Jul 14, 2013

a dream of haptic realism



ying li. recent paintings.
new york studio school 
8 w 8th street
new york, ny 10011
june 6, 2013 - july 20, 2013

confession: i have a b.a. in art, but i never received a proper art education until college. because my mother was a fairly abstract painter and sculptor while i was growing up, the idea of getting a "formal training" rarely pressed me with great urgency, even though she had undergone traditional art curriculi. i drew mostly black and white cartoons and caricatures. i was an attentive observer of the world around me, but what i put down on paper were shapes resulting from my own heavy-duty imaginative filtering process. i owned my medium of expression--or felt my skills sufficient enough. i did not deem it necessary to know about the rules of proportion and perspective.

when i took an actual (the real deal!) painting class in college, i thought it one of the most difficult things i had ever done. i could sketch out a cartoon rendering of a scene or person in a few seconds, but paint would not do what i wanted it to do. this was incredibly frustrating to a person who was used to expressing herself visually. i was at the mercy of paint: i knew what i was trying to paint, but the mysterious mess of my canvas often resembled puddles of decomposed restaurant waste. to avoid muddying my colors, i spent lengths of time just standing before the easel. seeing my timid and trembling brush, my professor came up to me and told me not to be afraid of the canvas. easier said than done, i thought. but when i saw her paint a landscape for the first time, i finally understood what she had meant.


ying (we called her by her first name) and painting have been friends for decades. just like any old friends, they know each other very well--maybe too much. they share stories and laughter; they also fight. "be physical!" she used to tell us. for her, their time together appeared to oscillate between violent disputes and sessions of lovemaking. her land- and seascapes reflect the deep and complicated relationship between them and more.

the richness of her paintings stem from the two having gone to and seen these places together. she breathed the salty breeze of an island shore through the medium of painting. she heaved a bittersweet sigh under a shower of fiery maple leaves through the medium of painting. their memories cross paths but they also diverge. her paintings display a constant negotiation between their shared experience--a tumultuous love evolving as they journey through scenic adventures in nature.

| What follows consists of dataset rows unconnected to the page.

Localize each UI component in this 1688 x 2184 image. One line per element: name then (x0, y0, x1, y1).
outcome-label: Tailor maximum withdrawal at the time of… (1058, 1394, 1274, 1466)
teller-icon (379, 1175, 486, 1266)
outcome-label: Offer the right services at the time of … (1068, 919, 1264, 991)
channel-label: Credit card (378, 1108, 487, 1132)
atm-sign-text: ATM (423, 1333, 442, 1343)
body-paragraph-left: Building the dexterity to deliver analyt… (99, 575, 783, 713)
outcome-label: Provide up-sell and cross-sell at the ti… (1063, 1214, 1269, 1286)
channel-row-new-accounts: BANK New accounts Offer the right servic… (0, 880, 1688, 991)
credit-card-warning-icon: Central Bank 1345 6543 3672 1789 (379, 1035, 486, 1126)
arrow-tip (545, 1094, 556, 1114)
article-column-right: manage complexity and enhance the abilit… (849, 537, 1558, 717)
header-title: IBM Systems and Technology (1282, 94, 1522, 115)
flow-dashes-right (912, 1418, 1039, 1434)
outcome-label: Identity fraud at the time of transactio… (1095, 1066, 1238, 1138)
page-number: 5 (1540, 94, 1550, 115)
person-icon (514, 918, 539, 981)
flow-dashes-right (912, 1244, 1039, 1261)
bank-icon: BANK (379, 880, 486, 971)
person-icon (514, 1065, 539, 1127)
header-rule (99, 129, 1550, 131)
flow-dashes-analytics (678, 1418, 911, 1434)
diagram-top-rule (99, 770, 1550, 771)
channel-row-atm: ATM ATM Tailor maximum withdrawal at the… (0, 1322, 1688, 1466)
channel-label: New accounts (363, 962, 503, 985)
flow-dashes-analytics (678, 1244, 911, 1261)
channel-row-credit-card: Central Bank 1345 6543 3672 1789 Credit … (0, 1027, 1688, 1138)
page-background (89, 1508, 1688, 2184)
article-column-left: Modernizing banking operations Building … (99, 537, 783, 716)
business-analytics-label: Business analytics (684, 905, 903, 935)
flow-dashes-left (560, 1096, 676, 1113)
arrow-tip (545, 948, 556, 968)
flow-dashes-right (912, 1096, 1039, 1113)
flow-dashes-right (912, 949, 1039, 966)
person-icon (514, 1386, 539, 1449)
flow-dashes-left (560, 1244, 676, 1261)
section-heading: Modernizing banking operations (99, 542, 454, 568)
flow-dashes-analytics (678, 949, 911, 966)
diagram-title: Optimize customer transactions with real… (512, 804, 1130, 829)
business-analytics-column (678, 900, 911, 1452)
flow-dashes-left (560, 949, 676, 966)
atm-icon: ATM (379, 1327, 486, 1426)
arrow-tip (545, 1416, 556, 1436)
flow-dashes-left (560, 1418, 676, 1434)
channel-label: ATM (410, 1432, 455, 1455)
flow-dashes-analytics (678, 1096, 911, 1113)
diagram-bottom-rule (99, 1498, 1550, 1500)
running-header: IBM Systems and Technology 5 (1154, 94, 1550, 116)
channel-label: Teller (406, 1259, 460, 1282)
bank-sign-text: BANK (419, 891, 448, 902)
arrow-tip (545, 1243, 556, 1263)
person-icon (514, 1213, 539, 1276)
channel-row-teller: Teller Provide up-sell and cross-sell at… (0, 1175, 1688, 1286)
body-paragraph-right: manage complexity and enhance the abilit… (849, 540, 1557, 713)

photographic reproductions can never do justice to her work. her paintings are three-dimensional (like tree bark, she has said in an interview); a photograph inevitably flattens her strikingly haptic interaction with her medium. ying sculpts paint: she piles it up, smooths it over, twists, builds, carves paths. though small, her beautifully colorful paintings compete with the immersive experiences of large abstract paintings by pollock or rothko. 

each canvas submerges the viewer in a stream of hazy dreams that dramatically unfold with time. when we dream, our vision is blurry and the details of the scene slip from our memory, but the emotional experience feels more real than in real life. when we awake, the feelings linger, though we cannot recall exactly what we have dreamt. ying gives equal weight to every aspect of being present somewhere. she is a painter, but sight is only one gateway to the mysterious world of dreams, feelings, memories, and thoughts. we feel as we recall. we smell as we reminisce. a landscape may alter very little, but it begins to evolve in our (un)conscious as soon as we leave it. 


ying's paintings faithfully convey how we experience places as they change over time--as we change. we look back at photographs of the past to remind ourselves of things beyond what they contain within their frames. ying's work is her collaboration with her friend and love in their attempts to recreate the visceral, those things beyond the frames. as i stand before each, i willingly stand in awful surrender to how their memories unfold together. i can only dream of such romance between myself and writing.